Poter contare su un team multidisciplinare è anche la giusta risposta per un'altra delle necessità più sentite dai pazienti, ovvero l'accesso facilitato alla struttura in cui sono in cura per prenotare esami o visite, ritenuto indispensabile dal 66% dei malati: se tutti gli specialisti sono in uno stesso luogo, qualsiasi esigenza viene immediatamente gestita dai colleghi senza lasciare che sia il malato a prendere appuntamenti, prenotare esami, cercare altri specialisti per un colloquio.
La condivisione di paure, speranze e pensieri con altri pazienti è poi un desiderio espresso dal 44% dei malati ed è molto importante soddisfarlo, come spiega Ettore Fumagalli, past president di Europa Uomo. «Gli uomini non devono mettere la testa sotto la sabbia - spiega - ma parlare senza timori del tumore alla prostata prima e dopo un'eventuale diagnosi. Informarsi, sottoporsi alle visite di controllo, prendersi cura della propria salute significa poter arrivare a una diagnosi precoce e quindi avere migliori speranze di guarigione. Per questo Europa Uomo fornisce supporto psicologico, un sportello informativo per sapere a chi rivolgersi a seconda dei propri bisogni, riunioni gratuite settimanali per confrontarsi con altri pazienti e con gli specialisti».

«Ci sono però dati non proprio confortanti riguardo la tendenza dei maschi italiani a seguire programmi di prevenzione corretti per il tumore prostatico – prosegue Paolo Verze, membro del Comitato scientifico della Fondazione Pro e Ricercatore di Urologia dell'Università Federico II di Napoli –. Una recente ricerca condotta dalla Fondazione e pubblicata in una prestigiosa rivista internazionale su circa 2.500 uomini provenienti da regioni dell'Italia Meridionale, ha dimostrato che la gran parte dei soggetti effettua semplicemente controlli periodici del Psa, senza però ricorrere ad una visita specialistica o ad approfondimenti diagnostici. Altro dato preoccupante è che circa l'80% del campione era venuto a conoscenza dell'importanza della prevenzione del tumore della prostata grazie a campagne di informazione via web o Tv, mentre solo il 18% era stato sollecitato dal proprio medico di fiducia».

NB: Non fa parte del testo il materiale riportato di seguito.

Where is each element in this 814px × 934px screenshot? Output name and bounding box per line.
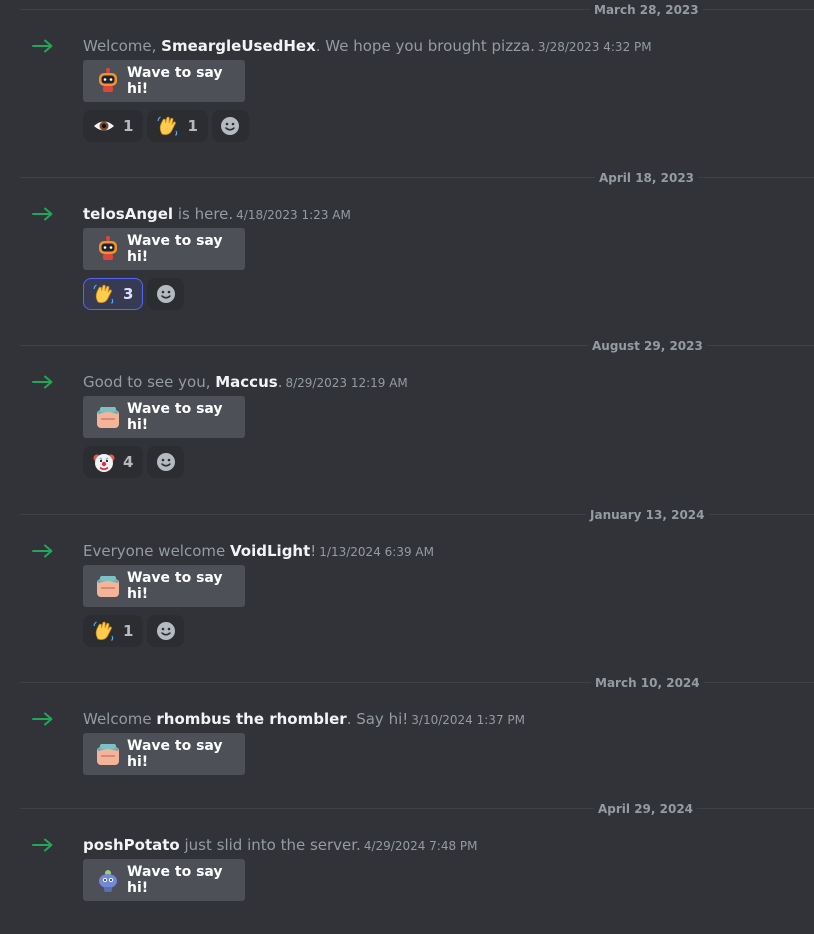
add-reaction-button[interactable] bbox=[147, 615, 185, 647]
date-divider-label: March 28, 2023 bbox=[590, 2, 703, 18]
reaction-count: 1 bbox=[123, 117, 134, 135]
reactions-bar: 3 bbox=[83, 278, 188, 310]
username[interactable]: SmeargleUsedHex bbox=[161, 37, 316, 55]
date-divider: August 29, 2023 bbox=[20, 338, 814, 354]
join-message-text: Welcome rhombus the rhombler. Say hi! 3/1… bbox=[83, 709, 525, 730]
join-message-text: telosAngel is here. 4/18/2023 1:23 AM bbox=[83, 204, 351, 225]
message-text: ! bbox=[310, 542, 317, 560]
date-divider: April 29, 2024 bbox=[20, 801, 814, 817]
join-arrow-icon bbox=[32, 206, 54, 221]
wave-button-label: Wave to say hi! bbox=[127, 65, 223, 97]
add-reaction-button[interactable] bbox=[211, 110, 249, 142]
reactions-bar: 1 bbox=[83, 615, 188, 647]
wave-to-say-hi-button[interactable]: Wave to say hi! bbox=[83, 228, 245, 270]
reaction-button[interactable]: 4 bbox=[83, 446, 144, 478]
reactions-bar: 11 bbox=[83, 110, 253, 142]
username[interactable]: poshPotato bbox=[83, 836, 180, 854]
hand-sticker-icon bbox=[95, 573, 127, 599]
hand-sticker-icon bbox=[95, 404, 127, 430]
join-arrow-icon bbox=[32, 38, 54, 53]
wave-button-label: Wave to say hi! bbox=[127, 233, 223, 265]
wave-to-say-hi-button[interactable]: Wave to say hi! bbox=[83, 396, 245, 438]
reaction-button[interactable]: 1 bbox=[147, 110, 208, 142]
reaction-button[interactable]: 3 bbox=[83, 278, 144, 310]
join-message-text: poshPotato just slid into the server. 4/2… bbox=[83, 835, 478, 856]
message-text: Everyone welcome bbox=[83, 542, 231, 560]
clown-face-icon bbox=[92, 450, 123, 474]
timestamp: 4/18/2023 1:23 AM bbox=[236, 208, 351, 222]
join-message-text: Everyone welcome VoidLight! 1/13/2024 6:3… bbox=[83, 541, 434, 562]
message-text: is here. bbox=[173, 205, 234, 223]
username[interactable]: VoidLight bbox=[230, 542, 310, 560]
add-reaction-button[interactable] bbox=[147, 278, 185, 310]
wave-button-label: Wave to say hi! bbox=[127, 401, 223, 433]
timestamp: 4/29/2024 7:48 PM bbox=[363, 839, 478, 853]
wave-button-label: Wave to say hi! bbox=[127, 864, 223, 896]
date-divider-label: August 29, 2023 bbox=[588, 338, 707, 354]
reactions-bar: 4 bbox=[83, 446, 188, 478]
eye-icon bbox=[92, 114, 123, 138]
timestamp: 8/29/2023 12:19 AM bbox=[285, 376, 408, 390]
hand-sticker-icon bbox=[95, 741, 127, 767]
message-text: Welcome bbox=[83, 710, 157, 728]
wave-to-say-hi-button[interactable]: Wave to say hi! bbox=[83, 733, 245, 775]
add-reaction-button[interactable] bbox=[147, 446, 185, 478]
robot-sticker-icon bbox=[95, 236, 127, 262]
reaction-button[interactable]: 1 bbox=[83, 110, 144, 142]
date-divider: January 13, 2024 bbox=[20, 507, 814, 523]
username[interactable]: Maccus bbox=[215, 373, 277, 391]
wave-button-label: Wave to say hi! bbox=[127, 570, 223, 602]
date-divider-label: April 18, 2023 bbox=[595, 170, 699, 186]
join-arrow-icon bbox=[32, 837, 54, 852]
wave-to-say-hi-button[interactable]: Wave to say hi! bbox=[83, 60, 245, 102]
date-divider: March 10, 2024 bbox=[20, 675, 814, 691]
join-message-text: Welcome, SmeargleUsedHex. We hope you br… bbox=[83, 36, 652, 57]
wumpus-sticker-icon bbox=[95, 867, 127, 893]
date-divider-label: April 29, 2024 bbox=[594, 801, 698, 817]
add-reaction-icon bbox=[219, 115, 241, 137]
message-text: Good to see you, bbox=[83, 373, 216, 391]
robot-sticker-icon bbox=[95, 68, 127, 94]
waving-hand-icon bbox=[156, 114, 187, 138]
waving-hand-icon bbox=[92, 619, 123, 643]
message-text: . bbox=[277, 373, 283, 391]
reaction-count: 4 bbox=[123, 453, 134, 471]
reaction-count: 1 bbox=[123, 622, 134, 640]
username[interactable]: rhombus the rhombler bbox=[156, 710, 346, 728]
reaction-count: 3 bbox=[123, 285, 134, 303]
waving-hand-icon bbox=[92, 282, 123, 306]
timestamp: 1/13/2024 6:39 AM bbox=[319, 545, 434, 559]
wave-button-label: Wave to say hi! bbox=[127, 738, 223, 770]
add-reaction-icon bbox=[155, 451, 177, 473]
join-message-text: Good to see you, Maccus. 8/29/2023 12:19 … bbox=[83, 372, 408, 393]
date-divider-label: January 13, 2024 bbox=[586, 507, 709, 523]
message-text: just slid into the server. bbox=[179, 836, 361, 854]
message-feed: March 28, 2023 Welcome, SmeargleUsedHex. … bbox=[0, 0, 814, 934]
date-divider: March 28, 2023 bbox=[20, 2, 814, 18]
reaction-count: 1 bbox=[187, 117, 198, 135]
join-arrow-icon bbox=[32, 543, 54, 558]
add-reaction-icon bbox=[155, 283, 177, 305]
date-divider-label: March 10, 2024 bbox=[591, 675, 704, 691]
message-text: . We hope you brought pizza. bbox=[315, 37, 535, 55]
add-reaction-icon bbox=[155, 620, 177, 642]
timestamp: 3/28/2023 4:32 PM bbox=[537, 40, 652, 54]
message-text: Welcome, bbox=[83, 37, 162, 55]
join-arrow-icon bbox=[32, 374, 54, 389]
reaction-button[interactable]: 1 bbox=[83, 615, 144, 647]
date-divider: April 18, 2023 bbox=[20, 170, 814, 186]
wave-to-say-hi-button[interactable]: Wave to say hi! bbox=[83, 859, 245, 901]
timestamp: 3/10/2024 1:37 PM bbox=[411, 713, 525, 727]
wave-to-say-hi-button[interactable]: Wave to say hi! bbox=[83, 565, 245, 607]
username[interactable]: telosAngel bbox=[83, 205, 173, 223]
join-arrow-icon bbox=[32, 711, 54, 726]
message-text: . Say hi! bbox=[346, 710, 409, 728]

«Movember è un’importante iniziativa che Janssen sostiene già da cinque anni – conclude Massimo Scaccabarozzi, presidente e amministratore delegato di Janssen Italia – perché consente di affrontare temi molto importanti per la salute dell’uomo, come il tumore della prostata, coinvolgendolo non solo nell'attività di prevenzione ma anche, quando colpito dalla malattia, in un percorso di corretto e informato rapporto con il proprio medico e condivisione delle scelte terapeutiche. Queste campagne dedicate nel mondo alla prevenzione e alla sensibilizzazione sui tumori, inoltre, sono fondamentali per rafforzare la collaborazione tra società scientifiche, associazioni pazienti e aziende farmaceutiche. In Janssen lavoriamo ogni giorno per migliorare l'efficacia e la tollerabilità dei farmaci, ma soprattutto per offrire ai malati e ai loro cari i migliori strumenti possibili per vincere la lotta al cancro, iniziando anche dalla buona informazione. Il nostro impegno su questa patologia è molto rilevante. Basti pensare che un quarto dei centri attivati e dei pazienti arruolati da Janssen in Italia per gli studi clinici in oncologia sono focalizzati sul tumore della prostata».